David Patterson is an independent consultant, who in-between conducting traditional scientific research for various NGO’s and academic institutions, designs and develops novel innovation projects to aid conservation programmes. Here, David speaks to us about a conservation programme aimed to educate people on the Kea.
Name: David Patterson
Species: Kea (Nestor notabilis)
Location: South Island, New Zealand
Bio: Originally from the UK, David holds a MPhil from the University of Cambridge and now spends most of his time in New Zealand. David works as an independent consultant, conducting traditional scientific research as well as conservation education programmes.
The Kea is not that well known outside of New Zealand, can you tell us a little about this beautiful bird?
The Kea (Nestor notabilis) is endemic to the Southern Alps of New Zealand, they are the only mountain parrot on Earth and one of the world’s most intelligent birds.
Unfortunately, the Kea is in trouble and their populations have crashed. This was initially due to the introduction of a government bounty which resulted an estimated 150,000 birds being culled. While the government bounty has since been retracted Kea still face multiple threats, one of the most pressing is the impact of invasive species. Introduced predators such as stoats and possums, present across the entire extent of the Kea’s habitat, impact the survival of Kea nestlings and adult females. Today it is thought that fewer than five thousand Kea remain in the wild and as a result the Kea is listed as nationally endangered.
Tell us about the recent innovation project you have been involved in to help conserve the Kea?
The Kea Conservation Trust (KCT) works in collaboration with others to preserve and protect Kea. I have been fortunate enough to have been intermittently involved in the work of the KCT for a number of years.
Last year I began to wonder if we could find a way to improve support for the Kea in particular helping to dismiss the misperception that the Kea are common (a belief encouraged by the fact Kea can easily be seen in a few locations around the South Island) and aren’t in need of protection.
To provide the KCT with a new advocacy and education tool to help communicate their work and the issues the Kea faces I designed and developed the Kea Kites project. Kea Kites are handmade kite sets, with a life size image of a Kea which children can colour in with standard felt tips pens – allowing them to customise their kites and make their own piece of art. The project seeks to provide a fun, constructive activity to act a framework to educate the next generation about Kea and why they need our protection.
That’s great! Have you received much support?
We’ve now completed our first crowdsourcing campaign and raised nearly NZ$3000. Thanks to this we can now produce kites for sale in New Zealand and for use in Kea Conservation Trust school and outreach talks.

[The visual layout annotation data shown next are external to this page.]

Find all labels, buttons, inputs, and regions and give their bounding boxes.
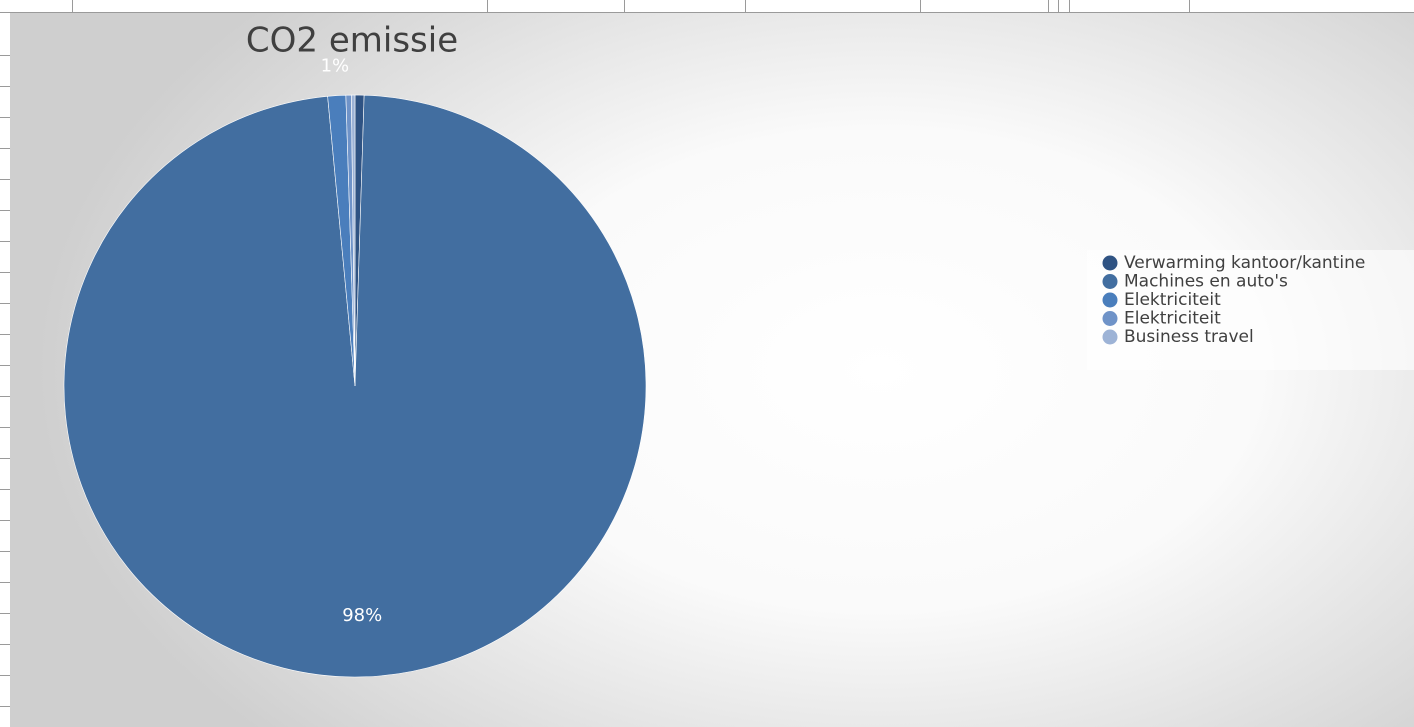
legend-marker — [1102, 292, 1118, 308]
legend-label: Verwarming kantoor/kantine — [1124, 253, 1365, 273]
pie: 98% 1% — [63, 56, 647, 678]
pie-slice — [63, 94, 647, 678]
legend-label: Machines en auto's — [1124, 272, 1288, 292]
spreadsheet-grid — [0, 0, 1414, 13]
legend-marker — [1102, 311, 1118, 326]
legend-marker — [1102, 255, 1118, 271]
legend-label: Elektriciteit — [1124, 290, 1221, 310]
data-label: 98% — [342, 605, 382, 626]
legend-marker — [1102, 329, 1118, 345]
pie-slice — [351, 94, 356, 387]
legend-box — [1087, 250, 1414, 370]
chart-title: CO2 emissie — [246, 21, 458, 61]
row-lines — [0, 55, 10, 707]
legend-marker — [1102, 274, 1118, 289]
legend-label: Business travel — [1124, 327, 1254, 347]
legend-label: Elektriciteit — [1124, 309, 1221, 329]
data-label: 1% — [321, 56, 350, 77]
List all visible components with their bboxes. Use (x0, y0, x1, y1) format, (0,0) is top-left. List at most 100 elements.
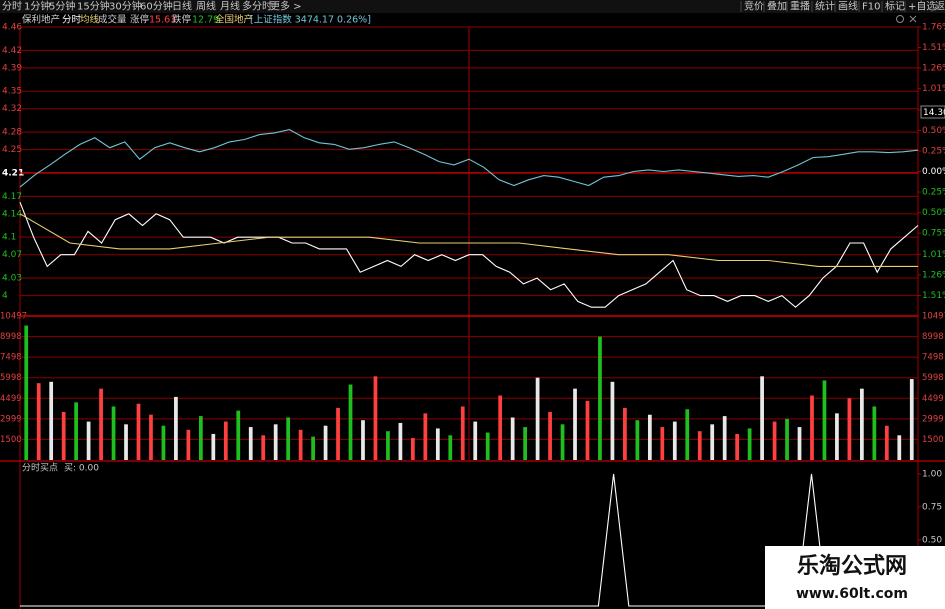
tool-button[interactable]: 标记 (885, 1, 905, 13)
y2-tick-label: 1.26% (922, 64, 945, 74)
tool-button[interactable]: 返 (935, 1, 945, 13)
y2-tick-label: 1.51% (922, 43, 945, 53)
y-tick-label: 7498 (0, 353, 22, 363)
y2-tick-label: 7498 (922, 353, 944, 363)
annotation: 14.30 (923, 108, 945, 118)
volume-bar (86, 421, 91, 460)
limit-up-label: 涨停 (130, 14, 150, 26)
volume-bar (685, 409, 690, 460)
volume-bar (510, 417, 515, 460)
y-tick-label: 2999 (0, 414, 22, 424)
tab[interactable]: 周线 (196, 0, 216, 13)
y-tick-label: 5998 (0, 373, 22, 383)
volume-bar (398, 422, 403, 460)
y-tick-label: 4.25 (2, 145, 22, 155)
volume-bar (198, 416, 203, 460)
y2-tick-label: 10497 (922, 312, 945, 322)
tool-button[interactable]: F10 (862, 2, 880, 13)
volume-bar (161, 425, 166, 460)
volume-bar (323, 425, 328, 460)
y-tick-label: 4.14 (2, 209, 22, 219)
y2-tick-label: 1.01% (922, 84, 945, 94)
volume-bar (760, 376, 764, 460)
y-tick-label: 1.00 (922, 469, 942, 479)
volume-bar (124, 424, 128, 460)
series-line (19, 129, 919, 188)
toolbar-bar (0, 0, 945, 13)
tab[interactable]: 日线 (172, 0, 192, 13)
tab[interactable]: 15分钟 (77, 0, 110, 13)
index-label: [上证指数 3474.17 0.26%] (250, 14, 371, 26)
y2-tick-label: 1.51% (922, 291, 945, 301)
volume-bar (423, 413, 428, 460)
volume-bar (298, 429, 303, 460)
volume-bar (460, 406, 465, 460)
tab[interactable]: 1分钟 (24, 0, 50, 13)
legend-price: 分时 (62, 14, 82, 26)
close-icon[interactable] (909, 15, 917, 23)
volume-bar (261, 435, 266, 460)
tool-button[interactable]: 画线 (838, 0, 858, 13)
volume-bar (672, 421, 677, 460)
volume-bar (99, 388, 103, 460)
y2-tick-label: 1.26% (922, 270, 945, 280)
volume-bar (485, 432, 490, 460)
plots: 4.464.424.394.354.324.284.254.214.174.14… (0, 23, 945, 609)
tool-button[interactable]: 竞价 (744, 0, 764, 13)
series-line (19, 202, 919, 308)
limit-up: 15.63 (149, 15, 176, 26)
stock-name: 保利地产 (22, 14, 60, 26)
volume-bar (248, 427, 253, 460)
tab[interactable]: 月线 (220, 0, 240, 13)
tab[interactable]: 分时 (2, 1, 22, 13)
y2-tick-label: 2999 (922, 414, 944, 424)
tab[interactable]: 60分钟 (140, 0, 173, 13)
volume-bar (872, 406, 877, 460)
volume-bar (647, 414, 652, 460)
volume-bar (573, 388, 577, 460)
y2-tick-label: 0.75% (922, 229, 945, 239)
watermark-title: 乐淘公式网 (797, 553, 907, 579)
panel-icons (896, 15, 917, 23)
tab[interactable]: 多分时 (242, 0, 272, 13)
tab[interactable]: 30分钟 (109, 0, 142, 13)
volume-bar (747, 428, 752, 460)
indicator-value: 买: 0.00 (64, 463, 99, 474)
volume-bar (498, 395, 503, 460)
y2-tick-label: 0.50% (922, 208, 945, 218)
limit-down: 12.79 (192, 15, 219, 26)
volume-bar (535, 377, 540, 460)
tab[interactable]: 更多 > (270, 0, 302, 13)
y-tick-label: 0.50 (922, 535, 942, 545)
limit-down-label: 跌停 (172, 14, 192, 26)
volume-bar (336, 407, 340, 460)
y-tick-label: 4.32 (2, 104, 22, 114)
y2-tick-label: 8998 (922, 332, 944, 342)
y-tick-label: 8998 (0, 332, 22, 342)
tool-button[interactable]: +自选 (908, 0, 936, 13)
volume-bar (273, 424, 278, 460)
sector: 全国地产 (215, 14, 253, 26)
y2-tick-label: 0.25% (922, 188, 945, 198)
volume-label: 成交量 (98, 14, 127, 26)
volume-bar (598, 336, 602, 460)
volume-bar (348, 384, 353, 460)
volume-bar (311, 436, 315, 460)
volume-bar (847, 398, 852, 460)
tool-button[interactable]: 重播 (790, 0, 810, 13)
volume-bar (149, 414, 153, 460)
y-tick-label: 4.46 (2, 23, 22, 33)
volume-bar (585, 401, 590, 460)
tab[interactable]: 5分钟 (49, 0, 75, 13)
volume-bar (697, 431, 702, 460)
settings-icon[interactable] (896, 15, 904, 23)
tool-button[interactable]: 统计 (815, 0, 835, 13)
tool-button[interactable]: 叠加 (767, 1, 787, 13)
volume-bar (548, 411, 552, 460)
volume-bar (223, 421, 228, 460)
annotation-box (920, 105, 945, 119)
y-tick-label: 4.1 (2, 233, 16, 243)
y-tick-label: 4.03 (2, 274, 22, 284)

I think the best thing working on any innovation project is the support you receive. The Kea Kites project was no exception – we received an incredible amount of help from some very talented people. I must mention Ted Howard (Rainbow Flight – Kite design) and Jenny Long (Artist – Kea artwork) who without their help this project would not have been possible.
Have there been many challenges to overcome?
I made this project happen with extremely limited funds which slows you down and limits your options. In the end it took nine months (three months longer than expected) to develop the kite. It took this long as we had to rely solely on people donating their time and expertise.
Do you have any plans to make any other kites for other species?
We’ve been approached by a few NGO’s to make kites for the birds they work with. In theory since we’ve worked out the kite design and manufacturing process it should be fairly straightforward – essentially all we need is new artwork. It’s something we’re keen to do and will pursue in 2016. I know Ted (Kite Designer – Rainbow Flight) is very keen to make a ‘set’ of conservation kites.
If you work on a bird which you think might be suitable (of conservation interest, large wingspan) please get in touch (djp071[@]gmail.com)!
Are you optimistic about the future conservation of the Kea?
We know that Kea are struggling under the burden of invasive species and other threats. Despite this I’m optimistic, the Kea Conservation Trust is a great organisation with some very talented and dedicated staff. Providing they are able to continue their work the kea has a bright future. Of course key to this is communicating to the public the challenges the Kea faces!
Lastly, what advice would you give aspiring conservationists?
I started my career in conservation volunteering – as most conservationists do – for New Zealand’s Department of Conservation, I would highly recommend it. It’s totally free, they normally provide accommodation sometimes transport and sometimes food, more importantly they also provide you with a world class foundation in science based conservation. I would strongly recommend the experience.